Rabia Çelik Çadırcı: Bir önceki şiir kitabınız olan “Masum Saat” ve “Aynanın Uykusunda” kitabında da “Mavi” başlıklı birer şiir yer alıyor: “mavi/yarasından/bir karanfil/yaratmanın görkemi” “Mavi” sözcüğüyle kurduğunuz ilişkiden bahsedebilir misiniz? Sizdeki yeri, çağrışımı nedir?
Rabia Çelik Çadırcı: Zaman zaman okurlarınızla bir araya geliyorsunuz. “Aynanın Uykusunda” okurlarının geri dönüşleri hakkında neler paylaşmak istersiniz?
İlhami Sidar: Kitapta yer alan şiirler spesifik bir alanı kaplıyor gibi görünmekle birlikte aslında benim kırk yıllık şiir birikimimin ürünü. Bir okur olarak şiirde sınır tanımadım; Mevlana’dan Attar’a, Hayyam’dan, Hafız’a, Ciziri’ye yayılan ilgim, Homeros’tan, Ovidius’a, Dante’ye, Elliot’a, Rilke’ye, Japon haikularına kadar geniş bir yelpazede hep sürdü ve hâlâ sürüyor.Yeats, Elliot ve Pound’u geçenlerde tekrar bitirdim. Demek istediğim kitaptaki şiirler her ne kadar aşk şiirleri olarak öne çıksa da aslında Homer’den günümüze bütün şiir geleneğiyle beslendi. Bunu has şiir okuyucusu hemen fark eder, her şiirde yüzeyin altındaki katmanları da sezer, hisseder, hatta her okumada yeni bir katman daha keşfedebilir. Böyle olunca geri dönüşler de fena olmuyor.
Rabia Çelik Çadırcı: Aynı zamanda roman yazarısınız. Şiirle roman arasındaki çalışma disiplininizle ilgili neler söylersiniz?

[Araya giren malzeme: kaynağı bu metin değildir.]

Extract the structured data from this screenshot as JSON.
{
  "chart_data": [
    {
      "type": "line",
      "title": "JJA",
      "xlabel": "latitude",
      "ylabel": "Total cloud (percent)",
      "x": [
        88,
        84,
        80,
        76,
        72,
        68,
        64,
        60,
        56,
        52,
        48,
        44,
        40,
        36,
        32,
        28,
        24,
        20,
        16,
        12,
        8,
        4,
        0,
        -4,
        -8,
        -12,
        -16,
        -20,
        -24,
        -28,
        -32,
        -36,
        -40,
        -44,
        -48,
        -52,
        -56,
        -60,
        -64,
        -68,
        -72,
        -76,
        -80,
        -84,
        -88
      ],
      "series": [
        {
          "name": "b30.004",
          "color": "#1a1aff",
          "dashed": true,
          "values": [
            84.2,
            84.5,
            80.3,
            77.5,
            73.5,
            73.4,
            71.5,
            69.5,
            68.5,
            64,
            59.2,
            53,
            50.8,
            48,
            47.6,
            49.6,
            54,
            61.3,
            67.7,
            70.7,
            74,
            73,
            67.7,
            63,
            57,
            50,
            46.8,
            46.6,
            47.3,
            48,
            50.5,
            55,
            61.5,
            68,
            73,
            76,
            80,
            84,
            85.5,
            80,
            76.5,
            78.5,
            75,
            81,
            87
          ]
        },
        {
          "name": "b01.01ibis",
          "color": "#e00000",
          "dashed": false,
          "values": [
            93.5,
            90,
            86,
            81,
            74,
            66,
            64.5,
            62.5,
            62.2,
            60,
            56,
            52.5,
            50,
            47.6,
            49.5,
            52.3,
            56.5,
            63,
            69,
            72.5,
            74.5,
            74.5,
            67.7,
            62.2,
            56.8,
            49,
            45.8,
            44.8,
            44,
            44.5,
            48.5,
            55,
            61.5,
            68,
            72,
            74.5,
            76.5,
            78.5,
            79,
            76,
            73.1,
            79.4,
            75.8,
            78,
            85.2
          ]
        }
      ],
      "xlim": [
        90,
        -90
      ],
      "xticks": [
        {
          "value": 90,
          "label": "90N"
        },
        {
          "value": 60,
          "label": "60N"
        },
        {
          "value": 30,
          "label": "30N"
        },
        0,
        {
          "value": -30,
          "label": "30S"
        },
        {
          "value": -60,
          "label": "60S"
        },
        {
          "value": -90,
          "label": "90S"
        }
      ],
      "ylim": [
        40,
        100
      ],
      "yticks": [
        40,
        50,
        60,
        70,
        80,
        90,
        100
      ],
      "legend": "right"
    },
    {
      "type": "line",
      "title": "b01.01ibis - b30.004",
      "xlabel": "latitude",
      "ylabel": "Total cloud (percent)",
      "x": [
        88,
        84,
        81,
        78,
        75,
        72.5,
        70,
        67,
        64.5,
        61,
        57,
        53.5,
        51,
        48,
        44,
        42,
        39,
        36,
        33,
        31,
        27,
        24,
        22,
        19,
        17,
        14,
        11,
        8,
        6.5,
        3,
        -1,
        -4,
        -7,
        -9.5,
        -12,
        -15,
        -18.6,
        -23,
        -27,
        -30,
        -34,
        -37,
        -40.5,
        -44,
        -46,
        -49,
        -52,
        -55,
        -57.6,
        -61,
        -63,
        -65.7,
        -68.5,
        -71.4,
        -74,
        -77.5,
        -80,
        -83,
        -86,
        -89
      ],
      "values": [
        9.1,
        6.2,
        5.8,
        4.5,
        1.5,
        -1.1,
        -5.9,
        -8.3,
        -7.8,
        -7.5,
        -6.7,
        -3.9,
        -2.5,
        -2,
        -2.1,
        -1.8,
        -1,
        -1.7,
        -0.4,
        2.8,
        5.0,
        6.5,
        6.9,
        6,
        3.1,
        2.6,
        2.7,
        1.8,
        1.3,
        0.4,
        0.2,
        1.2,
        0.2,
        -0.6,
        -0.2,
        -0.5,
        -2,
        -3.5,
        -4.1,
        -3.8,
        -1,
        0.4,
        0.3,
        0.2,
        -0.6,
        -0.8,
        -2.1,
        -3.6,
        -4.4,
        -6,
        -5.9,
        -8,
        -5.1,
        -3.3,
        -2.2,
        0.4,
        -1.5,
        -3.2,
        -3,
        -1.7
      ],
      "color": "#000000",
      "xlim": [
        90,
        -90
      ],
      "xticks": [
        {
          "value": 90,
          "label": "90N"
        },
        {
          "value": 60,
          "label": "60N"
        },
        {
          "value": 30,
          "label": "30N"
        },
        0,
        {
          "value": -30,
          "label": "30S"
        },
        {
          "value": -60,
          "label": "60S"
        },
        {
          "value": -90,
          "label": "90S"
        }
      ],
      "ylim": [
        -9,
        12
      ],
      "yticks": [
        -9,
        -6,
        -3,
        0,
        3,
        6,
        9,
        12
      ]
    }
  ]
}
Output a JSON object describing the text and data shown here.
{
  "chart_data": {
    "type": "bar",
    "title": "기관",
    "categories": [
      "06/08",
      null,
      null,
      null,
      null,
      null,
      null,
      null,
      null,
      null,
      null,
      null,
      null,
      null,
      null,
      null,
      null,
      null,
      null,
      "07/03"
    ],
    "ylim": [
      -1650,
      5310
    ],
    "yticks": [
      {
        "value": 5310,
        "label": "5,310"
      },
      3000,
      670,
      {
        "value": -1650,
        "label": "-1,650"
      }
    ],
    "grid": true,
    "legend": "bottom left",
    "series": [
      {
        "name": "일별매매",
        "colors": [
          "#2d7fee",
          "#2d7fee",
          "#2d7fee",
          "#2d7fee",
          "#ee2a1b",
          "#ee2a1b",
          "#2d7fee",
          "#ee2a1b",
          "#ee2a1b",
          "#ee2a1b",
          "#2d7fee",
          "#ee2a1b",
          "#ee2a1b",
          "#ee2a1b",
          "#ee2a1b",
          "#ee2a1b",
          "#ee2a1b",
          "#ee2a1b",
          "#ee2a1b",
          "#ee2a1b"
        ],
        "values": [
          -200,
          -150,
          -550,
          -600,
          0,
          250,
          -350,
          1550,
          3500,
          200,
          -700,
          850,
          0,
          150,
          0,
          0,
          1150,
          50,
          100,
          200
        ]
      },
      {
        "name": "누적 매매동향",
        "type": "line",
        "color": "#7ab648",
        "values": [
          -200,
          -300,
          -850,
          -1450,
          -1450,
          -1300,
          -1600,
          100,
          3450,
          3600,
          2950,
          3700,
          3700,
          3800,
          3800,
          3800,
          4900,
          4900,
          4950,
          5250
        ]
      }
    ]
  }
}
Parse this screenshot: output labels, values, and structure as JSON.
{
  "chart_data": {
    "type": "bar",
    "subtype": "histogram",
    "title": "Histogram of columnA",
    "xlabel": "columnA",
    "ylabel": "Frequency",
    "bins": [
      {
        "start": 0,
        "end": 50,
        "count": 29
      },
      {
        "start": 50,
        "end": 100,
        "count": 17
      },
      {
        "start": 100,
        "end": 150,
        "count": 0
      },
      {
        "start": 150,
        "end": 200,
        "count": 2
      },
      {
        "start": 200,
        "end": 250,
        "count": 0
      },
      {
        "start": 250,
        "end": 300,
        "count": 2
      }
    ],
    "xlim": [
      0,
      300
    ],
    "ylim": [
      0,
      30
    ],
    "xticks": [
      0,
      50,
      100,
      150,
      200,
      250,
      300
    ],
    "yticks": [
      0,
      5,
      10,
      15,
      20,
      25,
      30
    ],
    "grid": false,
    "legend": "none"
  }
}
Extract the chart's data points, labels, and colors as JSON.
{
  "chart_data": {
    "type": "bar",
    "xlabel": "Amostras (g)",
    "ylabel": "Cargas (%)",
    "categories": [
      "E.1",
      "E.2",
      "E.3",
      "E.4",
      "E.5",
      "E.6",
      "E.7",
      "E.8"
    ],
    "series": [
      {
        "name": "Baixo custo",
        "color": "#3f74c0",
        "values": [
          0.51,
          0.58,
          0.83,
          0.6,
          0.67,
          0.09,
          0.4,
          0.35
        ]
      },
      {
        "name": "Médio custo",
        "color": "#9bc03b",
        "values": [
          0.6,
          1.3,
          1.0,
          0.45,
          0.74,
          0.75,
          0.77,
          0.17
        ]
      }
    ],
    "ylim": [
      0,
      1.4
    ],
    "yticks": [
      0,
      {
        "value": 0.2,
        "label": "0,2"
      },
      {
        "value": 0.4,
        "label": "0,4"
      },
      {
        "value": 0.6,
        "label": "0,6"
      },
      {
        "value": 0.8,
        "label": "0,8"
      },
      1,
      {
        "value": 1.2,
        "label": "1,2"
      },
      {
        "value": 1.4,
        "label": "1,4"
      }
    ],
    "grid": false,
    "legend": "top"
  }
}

İlhami Sidar: Yıllar önce Murathan Mungan bu türden bir soruya çok enteresan bir cevap vermişti: Aynı anda hem roman hem şiir hem oyun hem senaryo yazıyorum. Ben böyle bir şeyi denemedim sanırım deneyecek takati ya da cesareti bulamadım kendimde. Roman yazarken aynı anda şiir ya da şiir yazarken aynı anda roman yazmadım, denemedim bilmiyorum belki denesem olurdu. Yukarda ilk sorunu cevaplarken biraz açıklık getirmiştim buna aslında. Uzun zamandır romana yoğunlaştım ancak işte çocukluk aşkı ya da ilk aşk, ne derseniz deyin, siz ne kadar aranızdaki bağın kopma noktasına geldiğini düşünseniz de şiir gelir bir yerde bulur ve içten içe kışkırtmaya başlar sizi. Sözgelimi böyle bir kışkırtma esnasında bir romanın finaline gelmiş bulunayım. Bu kışkırtmaya direnirim elden geldiğince fakat öyle bir an gelir ki artık yapacak hiçbir şeyin kalmaz. İşte o noktada finaline gelmiş olduğum romanı rafa kaldırır ve şiire otururum. Artık üç gün mü sürer beş gün mü, üç ay mı yoksa beş ay mı, o heves kendiliğinden sönene kadar da tekrar romana dönmem.
Rabia Çelik Çadırcı: Son zamanlarda sizi etkileyen, içinizden tekrar edip durduğunuz dizeler var mıdır ve kime ait bu dizeler?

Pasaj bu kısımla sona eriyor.